Objective measurement of sedentary behaviour using accelerometers

Sedentary behaviour (SB) is an important risk factor for a number of chronic diseases.

Sedentary behaviour is an important risk factor for a number of chronic diseases. While gaps remain in our knowledge of the elements of sedentary behaviour most associated with reduced health outcomes, measuring it is important, especially in less active patient populations where treatment-related changes may be seen first in changes in sedentary behaviour.

Sedentary behaviour is defined as participation in activities such as sitting and reclining during waking hours that do not substantially increase energy expenditure. Long periods of sitting are associated with increased health risks including reduced pulmonary oxygen uptake, reduced blood flow and nerve signalling, reduced fat metabolism, and reduced concentration. Recent work has shown that this can lead to a higher risk of chronic diseases including cardiovascular disease, diabetes, kidney and liver disease.

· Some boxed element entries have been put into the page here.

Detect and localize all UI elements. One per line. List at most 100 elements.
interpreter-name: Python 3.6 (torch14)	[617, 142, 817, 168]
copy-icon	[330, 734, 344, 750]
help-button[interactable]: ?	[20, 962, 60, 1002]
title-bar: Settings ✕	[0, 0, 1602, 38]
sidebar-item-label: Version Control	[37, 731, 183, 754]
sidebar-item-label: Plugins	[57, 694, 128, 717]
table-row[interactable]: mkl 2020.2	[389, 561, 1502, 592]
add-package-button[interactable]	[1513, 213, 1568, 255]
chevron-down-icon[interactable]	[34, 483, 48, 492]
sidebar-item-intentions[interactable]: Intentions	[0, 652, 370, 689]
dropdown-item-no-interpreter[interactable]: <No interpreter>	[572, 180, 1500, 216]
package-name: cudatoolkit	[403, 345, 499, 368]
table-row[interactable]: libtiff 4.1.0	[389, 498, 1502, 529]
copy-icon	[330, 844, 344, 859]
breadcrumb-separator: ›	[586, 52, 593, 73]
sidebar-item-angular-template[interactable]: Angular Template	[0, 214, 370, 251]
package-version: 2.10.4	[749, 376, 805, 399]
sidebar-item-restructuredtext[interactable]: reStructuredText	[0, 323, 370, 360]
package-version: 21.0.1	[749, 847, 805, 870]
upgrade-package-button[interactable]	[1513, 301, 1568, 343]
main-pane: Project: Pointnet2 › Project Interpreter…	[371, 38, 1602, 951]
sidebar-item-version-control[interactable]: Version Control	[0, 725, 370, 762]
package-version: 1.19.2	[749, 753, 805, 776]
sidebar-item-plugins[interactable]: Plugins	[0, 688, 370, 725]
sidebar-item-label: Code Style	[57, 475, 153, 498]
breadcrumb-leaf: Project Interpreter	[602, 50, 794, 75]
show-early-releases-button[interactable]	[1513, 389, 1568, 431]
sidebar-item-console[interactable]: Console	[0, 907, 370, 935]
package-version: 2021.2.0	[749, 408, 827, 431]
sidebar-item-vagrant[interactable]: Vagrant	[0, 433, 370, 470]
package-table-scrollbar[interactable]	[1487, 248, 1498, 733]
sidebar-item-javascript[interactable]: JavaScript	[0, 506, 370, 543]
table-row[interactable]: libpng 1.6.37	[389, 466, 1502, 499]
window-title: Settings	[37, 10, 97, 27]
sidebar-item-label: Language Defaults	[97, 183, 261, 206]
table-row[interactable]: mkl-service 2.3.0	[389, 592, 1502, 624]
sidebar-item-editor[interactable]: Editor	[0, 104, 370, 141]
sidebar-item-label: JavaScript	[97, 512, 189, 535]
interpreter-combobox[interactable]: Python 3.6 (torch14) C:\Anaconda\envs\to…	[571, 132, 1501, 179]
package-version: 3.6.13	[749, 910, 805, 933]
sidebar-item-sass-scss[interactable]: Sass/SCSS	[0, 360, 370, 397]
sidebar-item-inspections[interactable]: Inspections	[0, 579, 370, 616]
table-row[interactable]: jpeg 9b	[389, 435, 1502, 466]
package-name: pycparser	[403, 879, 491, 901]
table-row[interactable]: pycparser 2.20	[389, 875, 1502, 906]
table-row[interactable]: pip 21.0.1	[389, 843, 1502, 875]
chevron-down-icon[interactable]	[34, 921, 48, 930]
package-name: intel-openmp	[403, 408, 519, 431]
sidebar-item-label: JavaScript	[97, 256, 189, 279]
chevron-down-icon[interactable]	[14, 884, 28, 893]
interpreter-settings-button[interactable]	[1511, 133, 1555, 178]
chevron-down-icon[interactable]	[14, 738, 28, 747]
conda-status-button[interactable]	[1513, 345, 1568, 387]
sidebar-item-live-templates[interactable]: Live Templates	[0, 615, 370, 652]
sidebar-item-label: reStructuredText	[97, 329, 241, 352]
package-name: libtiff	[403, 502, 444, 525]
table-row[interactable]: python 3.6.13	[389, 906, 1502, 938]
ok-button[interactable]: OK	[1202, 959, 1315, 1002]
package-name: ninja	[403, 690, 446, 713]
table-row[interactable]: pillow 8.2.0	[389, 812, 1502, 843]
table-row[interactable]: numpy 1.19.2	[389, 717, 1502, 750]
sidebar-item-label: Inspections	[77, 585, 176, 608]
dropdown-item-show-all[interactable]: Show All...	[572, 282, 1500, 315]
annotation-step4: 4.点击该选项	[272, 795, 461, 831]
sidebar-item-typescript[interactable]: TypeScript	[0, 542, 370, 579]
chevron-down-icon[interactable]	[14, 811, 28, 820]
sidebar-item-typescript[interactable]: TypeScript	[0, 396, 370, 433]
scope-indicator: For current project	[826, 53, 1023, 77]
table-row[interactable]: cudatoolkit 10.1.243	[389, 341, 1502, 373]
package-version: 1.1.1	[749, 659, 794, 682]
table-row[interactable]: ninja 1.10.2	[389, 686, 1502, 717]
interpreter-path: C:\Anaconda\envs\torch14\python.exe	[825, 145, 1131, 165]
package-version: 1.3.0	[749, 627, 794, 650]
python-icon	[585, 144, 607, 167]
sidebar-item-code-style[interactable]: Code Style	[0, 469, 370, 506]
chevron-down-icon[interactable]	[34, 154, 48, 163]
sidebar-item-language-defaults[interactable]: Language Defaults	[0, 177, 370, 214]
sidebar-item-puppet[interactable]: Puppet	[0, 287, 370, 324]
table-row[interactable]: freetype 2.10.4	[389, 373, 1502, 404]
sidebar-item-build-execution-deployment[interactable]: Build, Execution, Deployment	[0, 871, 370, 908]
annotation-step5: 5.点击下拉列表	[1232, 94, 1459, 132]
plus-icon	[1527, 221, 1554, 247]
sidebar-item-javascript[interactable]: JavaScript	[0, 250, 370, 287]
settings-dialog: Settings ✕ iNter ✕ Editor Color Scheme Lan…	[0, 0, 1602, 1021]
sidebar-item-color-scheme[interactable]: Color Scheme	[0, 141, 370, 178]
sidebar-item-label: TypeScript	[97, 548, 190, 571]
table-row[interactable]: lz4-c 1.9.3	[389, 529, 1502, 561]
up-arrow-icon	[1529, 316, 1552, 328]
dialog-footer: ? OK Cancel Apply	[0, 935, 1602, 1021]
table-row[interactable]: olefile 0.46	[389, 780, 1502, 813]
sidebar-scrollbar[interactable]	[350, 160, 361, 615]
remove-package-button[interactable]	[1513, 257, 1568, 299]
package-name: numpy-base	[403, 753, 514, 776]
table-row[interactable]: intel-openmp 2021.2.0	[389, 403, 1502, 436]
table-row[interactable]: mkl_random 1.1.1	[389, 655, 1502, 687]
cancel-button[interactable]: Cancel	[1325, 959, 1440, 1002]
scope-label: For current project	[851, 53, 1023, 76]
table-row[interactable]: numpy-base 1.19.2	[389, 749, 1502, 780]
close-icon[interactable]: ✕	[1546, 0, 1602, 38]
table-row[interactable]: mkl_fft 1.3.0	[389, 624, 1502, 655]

Measuring sedentary behaviour may be particularly important in understanding the wider impact of treatments in conditions in which patients are often quite inactive, including for example obesity and COPD. Small improvements in overall health status that improve the ability and motivation to perform modest discretionary activities, may be better observed in changes in sedentary behaviour compared to changes in overall daily activity measures.  Changes in sedentary behaviour and increased motivation to perform modest discretional activities are likely to be directly related to quality of life.

Tri-axial accelerometers have the potential to act as inclinometers to help identify body posture. In particular, accelerometers worn on the thigh, for example, provide the ability to robustly distinguish between standing (thigh vertical) and sitting/lying (thigh horizontal). Some thigh-worn devices, such as the ActivPAL, can be worn conveniently and unobtrusively in this way for a number of days continuously, under a thin waterproof (Tegaderm) dressing. 

In our review of current practice with Professor Gareth Stratton (Head of the Research Centre in Applied Sports, Technology, Exercise and Medicine, University of Swansea, UK) we have proposed a set of recommendations on the outcome measures derived from accelerometers to study when measuring sedentary behaviour and changes over time. These include:

  • Total sedentary time (h/day)
  • Weighted median sedentary bout length (min), and maximum bout length (min)
  • Number of postural transitions
  • Alpha parameter describing the distribution of bouts.

The rationale for the choice of these outcome measures, and supporting scientific literature, can be found in our article published in The International Journal of Obesity

While there is more work required to determine and validate the most clinically relevant and sensitive measures of sedentary behaviour, there is enough understanding of how to measure it to enable its inclusion in study protocols.